Knowing what kind of drugs will work on specific tumor mutations is an insight that could make clinical trials more effective and less costly. According to El-Deiry, “If only 10 percent of new patients respond to a drug in a clinical trial, then that may not be an exciting thing. However, if we knew ahead of time which tumor would respond to this drug, the trial could be much more selective in who enters it and the results would more efficiently bring forward the most effective drugs.” In fact, Gallagher is also working with Elliot Epner, M.D., Ph.D., on a clinical trial for the cancer treatment SAHA, which is FDA-approved to treat cutaneous T-cell lymphoma and is in clinical trials to treat many other types of cancer. “We know that if people have a particular genotype, they cannot metabolize SAHA. We are measuring levels of drug metabolites in patients to see if the genotype affects the response,” Gallagher says.
This tailored approach to medicine is not just touching patients with cancer. The blood-thinning drug, Coumadin, is used to treat patients with blot clots. In the past, it was difficult to prescribe the right dosage. Often, patients would experience excessive bleeding or develop another blood clot. “Recently, the FDA, in its label, began recommending doing a genotype of the patient to learn how quickly they metabolize the drug. You can demonstrate that this decreases their chance of being readmitted to the hospital,” explains Notterman. The original science that led to this discovery goes back to an article by Penn State Hershey’s Elliott S. Vesell, M.D, Sc.D., founding chair of the Department of Pharmacology. (see story at the end of this post.)
– By Dawn Costantini
From the beginning
Even in its infancy, Penn State College of Medicine recruited the best minds in medicine and research. In 1968, College leadership recruited a young Harvard graduate, Elliot S. Vesell, M.D, Sc.D., to serve as the founding chair of the Department of Pharmacology–a role he kept for thirty-two years.
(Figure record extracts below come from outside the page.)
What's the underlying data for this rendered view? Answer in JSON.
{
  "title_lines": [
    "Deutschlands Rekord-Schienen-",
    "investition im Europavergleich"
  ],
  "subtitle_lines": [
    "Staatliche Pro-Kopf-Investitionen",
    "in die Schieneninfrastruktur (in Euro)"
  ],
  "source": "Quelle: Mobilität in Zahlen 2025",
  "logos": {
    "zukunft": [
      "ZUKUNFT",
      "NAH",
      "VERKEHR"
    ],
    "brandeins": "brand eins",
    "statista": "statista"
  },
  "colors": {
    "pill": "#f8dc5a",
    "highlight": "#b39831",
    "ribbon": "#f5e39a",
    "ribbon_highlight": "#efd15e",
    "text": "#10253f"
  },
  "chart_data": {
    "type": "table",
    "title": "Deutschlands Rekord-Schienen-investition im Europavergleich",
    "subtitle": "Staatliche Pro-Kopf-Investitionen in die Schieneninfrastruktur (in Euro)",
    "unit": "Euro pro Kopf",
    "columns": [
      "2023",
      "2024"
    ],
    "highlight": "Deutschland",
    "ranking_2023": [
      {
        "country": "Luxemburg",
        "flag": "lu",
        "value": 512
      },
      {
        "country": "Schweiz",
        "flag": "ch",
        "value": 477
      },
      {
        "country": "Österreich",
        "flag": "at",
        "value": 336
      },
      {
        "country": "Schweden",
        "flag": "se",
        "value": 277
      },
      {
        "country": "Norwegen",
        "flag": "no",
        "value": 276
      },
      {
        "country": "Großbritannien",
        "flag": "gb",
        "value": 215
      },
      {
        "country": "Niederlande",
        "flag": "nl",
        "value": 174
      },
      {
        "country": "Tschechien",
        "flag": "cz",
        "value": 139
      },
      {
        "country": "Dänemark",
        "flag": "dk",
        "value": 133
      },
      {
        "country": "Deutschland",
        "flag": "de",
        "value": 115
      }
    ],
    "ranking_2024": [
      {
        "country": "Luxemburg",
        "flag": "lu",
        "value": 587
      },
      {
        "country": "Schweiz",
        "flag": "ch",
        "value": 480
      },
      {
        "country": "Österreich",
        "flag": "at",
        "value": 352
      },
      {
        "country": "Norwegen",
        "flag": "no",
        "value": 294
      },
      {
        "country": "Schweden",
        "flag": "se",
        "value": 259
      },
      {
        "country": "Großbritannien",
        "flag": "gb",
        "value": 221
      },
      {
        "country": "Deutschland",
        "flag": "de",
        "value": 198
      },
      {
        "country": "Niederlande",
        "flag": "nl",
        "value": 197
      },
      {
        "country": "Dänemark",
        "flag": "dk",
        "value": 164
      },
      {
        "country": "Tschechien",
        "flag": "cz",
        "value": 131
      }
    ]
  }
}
His internationally recognized work in human twin studies, which led to seminal papers assessing the role of genetic factors in contributing to large individual variations in drug response, was critical in establishing the scientific field of what has become known as pharmacogenetics and pharmacogenomics. “These studies showed that the pharmacokinetic variations in unrelated people were prominent, but if you had the same drug levels in the blood or serum, your response to the drug was very similar,” Vesell explains.
“So the idea was to overcome these pharmacokinetic differences by giving individuals different doses at different intervals to make the levels in the blood more alike.” This idea is now used in practice when prescribing doses for drugs like Coumadin. At the same time, Vesell was studying environmental factors, such as age and other drugs, and saw that they could impact and change an individual’s genetic effect.
It was Vesell’s work, in part, that laid the foundation for personalized medicine. “Personalized medicine is an easy thing to say, but it’s a big challenge to bring about,” says Vesell. “That’s why we need an institute.” Vesell remains active in his work as he continues to write reviews and collaborate with other pioneers in his field. He’s written 355 scientific papers throughout his career.
“I’m still inspired by the vision and the ideas of this medical school, which are far ahead of the pack in terms of medical education,” he says. “It inspires me to think of the future, because the future holds so much promise.”